Question

Find the equation of tangent to parabola ${{y}^{2}}=3x$ at point P(t) and hence find the locus of the centroid of the triangle TPS, where T is the point of intersection of tangent and axis of parabola and S is the focus of parabola.

Answer 1

Hint: First we are going to draw the diagram and then we will take a parametric point P on parabola, If the equation of parabola is ${{y}^{2}}=4ax$, then the parametric point on parabola is $\left( a{{t}^{2}},2at \right)$ and then we will use the formula for tangent and then we will find T and S, after that we use the formula for finding the centroid of the triangle.

Complete step-by-step answer:

If the equation of parabola is ${{y}^{2}}=4ax$,
Then the parametric point on parabola is $\left( a{{t}^{2}},2at \right)$
By comparing ${{y}^{2}}=4ax$ with ${{y}^{2}}=3x$ we get,
The value of a = $\dfrac{3}{4}$ ,
If the equation of parabola is ${{y}^{2}}=4ax$,
Then the focus is (a,0), using this we get,
The point S$\left( \dfrac{3}{4},0 \right)$ as the focus, T is the point where tangents cuts the axis, and P$\left( \dfrac{3{{t}^{2}}}{4},\dfrac{2\times 3t}{4} \right)$ is the parametric point on parabola.
The equation of tangent at a point (h, k) on this parabola ${{y}^{2}}=4ax$ is: \[\text{ky=}\dfrac{4a(x+h)}{2}\]
Therefore the equation of tangent at point P is:
$\begin{align}
  & \dfrac{3ty}{2}=\dfrac{3\left( x+\dfrac{3{{t}^{2}}}{4} \right)}{2} \\
 & ty=x+\dfrac{3{{t}^{2}}}{4} \\
\end{align}$
Now to find point T we have to put y = 0, as it cuts x axis.
$x=-\dfrac{3{{t}^{2}}}{4}$
Therefore, the point T will be: $\left( -\dfrac{3{{t}^{2}}}{4},0 \right)$
Now we have all the three points of the triangle.
The formula for finding centroid if the three points are A(x, y) B(s,t) C(q,r) is:
$\left( \dfrac{x+s+q}{3},\dfrac{y+t+r}{3} \right)$
Now using this formula on triangle TPS we get,
$\begin{align}
  & \left( \dfrac{\dfrac{-3{{t}^{2}}}{4}+\dfrac{3{{t}^{2}}}{4}+\dfrac{3}{4}}{3},\dfrac{0+\dfrac{3t}{2}+0}{3} \right) \\
 & \left( \dfrac{1}{4},\dfrac{t}{2} \right) \\
\end{align}$
Hence this is the value of the centroid of triangle TPS.

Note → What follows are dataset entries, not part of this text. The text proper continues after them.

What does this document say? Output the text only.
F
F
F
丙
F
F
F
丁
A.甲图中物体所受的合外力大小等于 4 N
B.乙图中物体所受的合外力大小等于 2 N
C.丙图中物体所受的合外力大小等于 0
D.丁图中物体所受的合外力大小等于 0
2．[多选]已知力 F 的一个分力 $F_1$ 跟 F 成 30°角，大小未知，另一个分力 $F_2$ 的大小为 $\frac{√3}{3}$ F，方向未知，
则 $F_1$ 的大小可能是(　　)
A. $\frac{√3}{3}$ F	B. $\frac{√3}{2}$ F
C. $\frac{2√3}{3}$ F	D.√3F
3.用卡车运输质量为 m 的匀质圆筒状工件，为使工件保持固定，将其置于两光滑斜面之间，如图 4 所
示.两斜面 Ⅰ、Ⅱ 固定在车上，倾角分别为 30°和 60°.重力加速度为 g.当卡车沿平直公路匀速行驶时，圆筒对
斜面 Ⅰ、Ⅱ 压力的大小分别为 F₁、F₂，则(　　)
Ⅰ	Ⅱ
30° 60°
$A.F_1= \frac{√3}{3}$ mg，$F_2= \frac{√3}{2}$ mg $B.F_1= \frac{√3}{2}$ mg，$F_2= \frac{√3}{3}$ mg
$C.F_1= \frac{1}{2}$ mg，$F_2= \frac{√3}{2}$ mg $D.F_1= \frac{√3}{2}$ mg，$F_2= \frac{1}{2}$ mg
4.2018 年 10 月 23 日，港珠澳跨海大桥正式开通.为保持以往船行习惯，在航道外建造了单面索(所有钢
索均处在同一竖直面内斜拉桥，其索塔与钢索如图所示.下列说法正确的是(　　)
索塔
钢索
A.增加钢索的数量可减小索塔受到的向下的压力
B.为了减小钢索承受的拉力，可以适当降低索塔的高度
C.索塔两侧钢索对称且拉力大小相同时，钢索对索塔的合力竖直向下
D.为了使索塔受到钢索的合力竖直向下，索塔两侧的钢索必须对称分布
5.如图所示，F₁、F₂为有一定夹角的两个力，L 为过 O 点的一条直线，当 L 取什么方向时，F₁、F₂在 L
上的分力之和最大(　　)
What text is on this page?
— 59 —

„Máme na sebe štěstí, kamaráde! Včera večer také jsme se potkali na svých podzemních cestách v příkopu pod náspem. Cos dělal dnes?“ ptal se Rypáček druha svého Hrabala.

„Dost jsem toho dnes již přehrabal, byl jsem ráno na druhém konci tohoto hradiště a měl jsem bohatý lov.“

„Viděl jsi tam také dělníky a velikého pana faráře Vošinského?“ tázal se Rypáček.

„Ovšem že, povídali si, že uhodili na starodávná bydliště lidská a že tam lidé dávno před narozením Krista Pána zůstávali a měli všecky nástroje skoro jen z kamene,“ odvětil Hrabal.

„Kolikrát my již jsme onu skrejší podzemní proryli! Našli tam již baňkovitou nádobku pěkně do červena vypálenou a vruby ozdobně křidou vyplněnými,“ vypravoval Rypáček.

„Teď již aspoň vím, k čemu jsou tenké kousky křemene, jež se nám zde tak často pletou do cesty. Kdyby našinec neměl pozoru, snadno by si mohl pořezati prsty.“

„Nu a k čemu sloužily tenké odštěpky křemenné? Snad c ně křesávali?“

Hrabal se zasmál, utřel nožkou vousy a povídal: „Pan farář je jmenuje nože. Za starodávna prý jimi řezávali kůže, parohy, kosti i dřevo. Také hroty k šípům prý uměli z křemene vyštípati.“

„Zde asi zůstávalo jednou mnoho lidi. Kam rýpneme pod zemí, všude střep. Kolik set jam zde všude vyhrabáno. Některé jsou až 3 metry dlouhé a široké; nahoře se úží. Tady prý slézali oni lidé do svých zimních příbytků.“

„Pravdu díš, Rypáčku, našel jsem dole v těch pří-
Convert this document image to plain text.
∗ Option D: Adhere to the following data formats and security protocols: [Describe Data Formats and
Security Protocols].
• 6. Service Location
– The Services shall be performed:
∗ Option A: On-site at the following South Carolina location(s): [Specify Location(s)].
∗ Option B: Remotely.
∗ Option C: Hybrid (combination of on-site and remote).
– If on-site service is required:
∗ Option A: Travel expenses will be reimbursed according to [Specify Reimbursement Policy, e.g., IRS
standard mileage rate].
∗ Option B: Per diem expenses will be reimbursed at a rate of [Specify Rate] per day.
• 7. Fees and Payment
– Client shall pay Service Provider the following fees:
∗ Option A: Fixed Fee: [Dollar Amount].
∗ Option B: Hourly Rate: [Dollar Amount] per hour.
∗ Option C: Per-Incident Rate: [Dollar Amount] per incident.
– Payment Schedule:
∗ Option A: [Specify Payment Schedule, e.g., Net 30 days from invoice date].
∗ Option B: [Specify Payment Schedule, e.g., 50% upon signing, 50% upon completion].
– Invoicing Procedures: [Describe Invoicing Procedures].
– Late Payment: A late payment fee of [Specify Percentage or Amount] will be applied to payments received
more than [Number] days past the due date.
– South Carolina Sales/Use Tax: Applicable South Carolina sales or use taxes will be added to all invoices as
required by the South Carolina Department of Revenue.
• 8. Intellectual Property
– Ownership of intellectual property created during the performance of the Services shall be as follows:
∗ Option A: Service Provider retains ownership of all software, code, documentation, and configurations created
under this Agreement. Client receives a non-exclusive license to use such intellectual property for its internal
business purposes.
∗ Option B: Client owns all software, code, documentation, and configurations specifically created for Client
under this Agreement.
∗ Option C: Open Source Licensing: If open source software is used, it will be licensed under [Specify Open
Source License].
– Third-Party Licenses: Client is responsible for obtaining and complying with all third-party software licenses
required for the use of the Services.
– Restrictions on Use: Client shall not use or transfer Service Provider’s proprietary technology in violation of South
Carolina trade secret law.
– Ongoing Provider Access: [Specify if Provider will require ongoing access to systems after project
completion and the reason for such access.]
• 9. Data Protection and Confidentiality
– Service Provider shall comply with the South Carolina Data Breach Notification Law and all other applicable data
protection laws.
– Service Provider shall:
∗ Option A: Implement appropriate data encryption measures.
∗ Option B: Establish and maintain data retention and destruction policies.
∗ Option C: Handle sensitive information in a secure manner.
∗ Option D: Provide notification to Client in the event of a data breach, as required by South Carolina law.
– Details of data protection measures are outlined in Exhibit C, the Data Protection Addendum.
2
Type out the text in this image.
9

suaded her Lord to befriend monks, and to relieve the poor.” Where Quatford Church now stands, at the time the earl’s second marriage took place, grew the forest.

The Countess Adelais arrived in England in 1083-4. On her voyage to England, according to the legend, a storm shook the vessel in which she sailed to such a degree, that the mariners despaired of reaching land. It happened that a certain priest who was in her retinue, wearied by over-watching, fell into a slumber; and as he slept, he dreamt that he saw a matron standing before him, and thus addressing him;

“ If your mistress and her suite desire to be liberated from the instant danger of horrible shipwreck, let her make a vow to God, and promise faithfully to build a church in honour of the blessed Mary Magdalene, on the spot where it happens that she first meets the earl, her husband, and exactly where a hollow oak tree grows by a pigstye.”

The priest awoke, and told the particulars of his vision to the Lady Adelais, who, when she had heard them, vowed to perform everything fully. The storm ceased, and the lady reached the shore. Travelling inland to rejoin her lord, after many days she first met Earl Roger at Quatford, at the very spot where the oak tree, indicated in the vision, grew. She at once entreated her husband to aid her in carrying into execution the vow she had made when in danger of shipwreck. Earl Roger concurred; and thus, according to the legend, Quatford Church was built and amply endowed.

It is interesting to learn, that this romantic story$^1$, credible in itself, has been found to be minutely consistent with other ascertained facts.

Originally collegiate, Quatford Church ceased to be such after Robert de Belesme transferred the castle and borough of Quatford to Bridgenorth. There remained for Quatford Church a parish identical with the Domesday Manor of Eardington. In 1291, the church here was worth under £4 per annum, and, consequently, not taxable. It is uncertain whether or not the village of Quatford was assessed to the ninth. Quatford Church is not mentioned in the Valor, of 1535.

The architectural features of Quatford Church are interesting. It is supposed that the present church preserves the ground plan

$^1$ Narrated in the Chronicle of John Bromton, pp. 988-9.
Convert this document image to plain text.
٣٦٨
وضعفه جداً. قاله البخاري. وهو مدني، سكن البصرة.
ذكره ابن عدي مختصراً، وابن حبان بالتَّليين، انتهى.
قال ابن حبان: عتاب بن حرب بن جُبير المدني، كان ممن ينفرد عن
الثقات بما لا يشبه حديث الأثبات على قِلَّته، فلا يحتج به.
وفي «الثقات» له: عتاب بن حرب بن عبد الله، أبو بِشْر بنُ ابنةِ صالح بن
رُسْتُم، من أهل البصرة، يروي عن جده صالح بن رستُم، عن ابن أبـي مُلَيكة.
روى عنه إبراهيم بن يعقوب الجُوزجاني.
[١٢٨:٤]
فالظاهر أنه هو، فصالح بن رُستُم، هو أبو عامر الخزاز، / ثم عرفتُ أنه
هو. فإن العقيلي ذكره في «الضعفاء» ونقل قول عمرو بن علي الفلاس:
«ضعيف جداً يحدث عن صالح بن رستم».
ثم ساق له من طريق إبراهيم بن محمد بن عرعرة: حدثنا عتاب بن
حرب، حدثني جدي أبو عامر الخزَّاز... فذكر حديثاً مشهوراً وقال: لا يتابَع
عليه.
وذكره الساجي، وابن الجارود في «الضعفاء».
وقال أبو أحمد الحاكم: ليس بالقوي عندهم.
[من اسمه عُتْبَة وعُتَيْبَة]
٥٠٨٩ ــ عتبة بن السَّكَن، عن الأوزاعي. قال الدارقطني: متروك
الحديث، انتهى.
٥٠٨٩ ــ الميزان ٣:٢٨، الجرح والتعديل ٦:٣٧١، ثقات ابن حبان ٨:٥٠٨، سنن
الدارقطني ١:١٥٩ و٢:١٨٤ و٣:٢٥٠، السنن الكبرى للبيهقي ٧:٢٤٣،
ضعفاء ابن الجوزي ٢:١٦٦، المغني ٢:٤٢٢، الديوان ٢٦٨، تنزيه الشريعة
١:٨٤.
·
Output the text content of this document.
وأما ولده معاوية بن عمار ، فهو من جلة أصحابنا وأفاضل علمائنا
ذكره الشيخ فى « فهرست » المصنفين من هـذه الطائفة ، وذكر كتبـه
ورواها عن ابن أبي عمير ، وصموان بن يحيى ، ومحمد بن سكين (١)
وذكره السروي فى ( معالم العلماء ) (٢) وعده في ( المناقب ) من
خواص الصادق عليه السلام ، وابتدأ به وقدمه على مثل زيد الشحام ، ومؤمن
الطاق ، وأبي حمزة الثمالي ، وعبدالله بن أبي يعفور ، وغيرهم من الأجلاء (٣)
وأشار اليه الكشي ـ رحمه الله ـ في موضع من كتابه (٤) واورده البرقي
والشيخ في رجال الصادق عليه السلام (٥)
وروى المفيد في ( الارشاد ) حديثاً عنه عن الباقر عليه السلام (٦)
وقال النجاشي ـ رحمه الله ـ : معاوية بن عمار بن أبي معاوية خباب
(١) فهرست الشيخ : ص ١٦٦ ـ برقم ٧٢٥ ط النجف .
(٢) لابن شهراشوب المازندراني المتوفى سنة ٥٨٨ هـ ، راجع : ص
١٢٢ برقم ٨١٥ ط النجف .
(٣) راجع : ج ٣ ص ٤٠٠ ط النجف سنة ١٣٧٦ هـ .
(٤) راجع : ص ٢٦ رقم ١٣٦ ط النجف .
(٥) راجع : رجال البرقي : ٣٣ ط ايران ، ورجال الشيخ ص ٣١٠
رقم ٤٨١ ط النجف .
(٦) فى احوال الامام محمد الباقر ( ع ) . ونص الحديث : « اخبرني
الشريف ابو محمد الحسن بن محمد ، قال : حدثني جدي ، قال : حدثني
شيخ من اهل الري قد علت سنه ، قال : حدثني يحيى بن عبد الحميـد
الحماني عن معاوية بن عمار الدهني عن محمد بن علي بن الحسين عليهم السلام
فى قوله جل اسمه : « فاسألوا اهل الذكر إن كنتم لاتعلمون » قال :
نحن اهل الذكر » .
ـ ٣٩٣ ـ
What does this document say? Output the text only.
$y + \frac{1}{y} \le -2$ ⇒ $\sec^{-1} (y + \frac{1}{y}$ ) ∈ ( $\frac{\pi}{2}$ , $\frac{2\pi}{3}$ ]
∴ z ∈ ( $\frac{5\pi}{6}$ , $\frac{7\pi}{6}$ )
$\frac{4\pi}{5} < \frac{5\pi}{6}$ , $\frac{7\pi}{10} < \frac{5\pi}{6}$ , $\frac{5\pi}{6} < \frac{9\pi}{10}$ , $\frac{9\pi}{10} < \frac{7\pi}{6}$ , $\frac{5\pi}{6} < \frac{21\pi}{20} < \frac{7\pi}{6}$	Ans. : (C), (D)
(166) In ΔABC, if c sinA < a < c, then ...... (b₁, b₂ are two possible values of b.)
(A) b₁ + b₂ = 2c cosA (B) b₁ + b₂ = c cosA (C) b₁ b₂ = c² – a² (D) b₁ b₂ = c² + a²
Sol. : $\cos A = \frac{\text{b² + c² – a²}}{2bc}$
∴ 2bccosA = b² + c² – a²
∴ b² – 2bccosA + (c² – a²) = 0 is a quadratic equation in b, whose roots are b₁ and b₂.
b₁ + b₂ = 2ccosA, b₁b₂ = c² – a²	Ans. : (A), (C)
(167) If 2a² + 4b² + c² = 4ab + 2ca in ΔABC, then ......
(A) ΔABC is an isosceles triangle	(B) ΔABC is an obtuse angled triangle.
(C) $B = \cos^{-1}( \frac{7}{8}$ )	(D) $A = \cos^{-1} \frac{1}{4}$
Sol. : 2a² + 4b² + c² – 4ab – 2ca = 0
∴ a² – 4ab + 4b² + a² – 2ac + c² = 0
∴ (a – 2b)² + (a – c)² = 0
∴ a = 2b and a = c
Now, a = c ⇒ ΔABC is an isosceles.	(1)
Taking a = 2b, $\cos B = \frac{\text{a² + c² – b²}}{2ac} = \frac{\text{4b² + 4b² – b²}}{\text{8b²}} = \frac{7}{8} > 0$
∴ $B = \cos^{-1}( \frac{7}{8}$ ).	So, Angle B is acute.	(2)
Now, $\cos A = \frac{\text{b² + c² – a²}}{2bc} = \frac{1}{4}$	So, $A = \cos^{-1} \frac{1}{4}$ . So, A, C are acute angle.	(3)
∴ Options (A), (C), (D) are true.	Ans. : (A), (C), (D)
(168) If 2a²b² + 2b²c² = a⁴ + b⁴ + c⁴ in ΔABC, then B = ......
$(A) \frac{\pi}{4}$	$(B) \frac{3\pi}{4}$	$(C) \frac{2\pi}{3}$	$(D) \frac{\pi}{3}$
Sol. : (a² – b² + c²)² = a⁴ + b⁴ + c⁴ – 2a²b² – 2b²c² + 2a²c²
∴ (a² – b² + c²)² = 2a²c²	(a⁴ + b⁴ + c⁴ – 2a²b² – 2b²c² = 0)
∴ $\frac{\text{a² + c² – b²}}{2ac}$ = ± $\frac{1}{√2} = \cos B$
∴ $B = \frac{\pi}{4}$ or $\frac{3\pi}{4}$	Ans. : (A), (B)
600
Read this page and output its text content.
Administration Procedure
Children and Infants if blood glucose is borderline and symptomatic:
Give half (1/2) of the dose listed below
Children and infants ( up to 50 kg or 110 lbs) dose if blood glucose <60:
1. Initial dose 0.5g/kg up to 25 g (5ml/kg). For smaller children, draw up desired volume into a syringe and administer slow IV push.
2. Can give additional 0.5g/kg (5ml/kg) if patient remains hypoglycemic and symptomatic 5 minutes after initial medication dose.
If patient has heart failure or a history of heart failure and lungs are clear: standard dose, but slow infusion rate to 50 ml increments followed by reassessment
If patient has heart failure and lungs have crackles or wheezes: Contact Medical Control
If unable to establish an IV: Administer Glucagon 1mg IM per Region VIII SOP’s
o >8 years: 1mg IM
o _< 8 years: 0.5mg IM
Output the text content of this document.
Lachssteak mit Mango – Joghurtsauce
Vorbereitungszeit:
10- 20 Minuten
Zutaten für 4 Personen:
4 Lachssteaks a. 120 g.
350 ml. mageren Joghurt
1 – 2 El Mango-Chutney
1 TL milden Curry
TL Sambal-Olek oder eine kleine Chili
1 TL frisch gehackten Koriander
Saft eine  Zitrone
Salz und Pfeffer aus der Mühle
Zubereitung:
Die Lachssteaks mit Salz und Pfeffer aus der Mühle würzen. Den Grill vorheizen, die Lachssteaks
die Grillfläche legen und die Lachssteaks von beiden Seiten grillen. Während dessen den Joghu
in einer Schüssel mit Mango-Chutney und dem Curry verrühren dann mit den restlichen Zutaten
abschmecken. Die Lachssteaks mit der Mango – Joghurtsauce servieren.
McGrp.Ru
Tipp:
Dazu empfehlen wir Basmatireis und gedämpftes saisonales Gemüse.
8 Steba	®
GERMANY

Note: One should know the parametric form of parabola, if the equation of parabola is ${{y}^{2}}=4ax$then the parametric point on parabola is $\left( a{{t}^{2}},2at \right)$ , and then how to find the equation of tangent, and then the formula for centroid of triangle. All these formulas should be remembered or we can make mistakes. Keep in mind that the formula for tangent that we have used is only applicable when the given point is on the parabola, so it should not be used if the point is not on the parabola.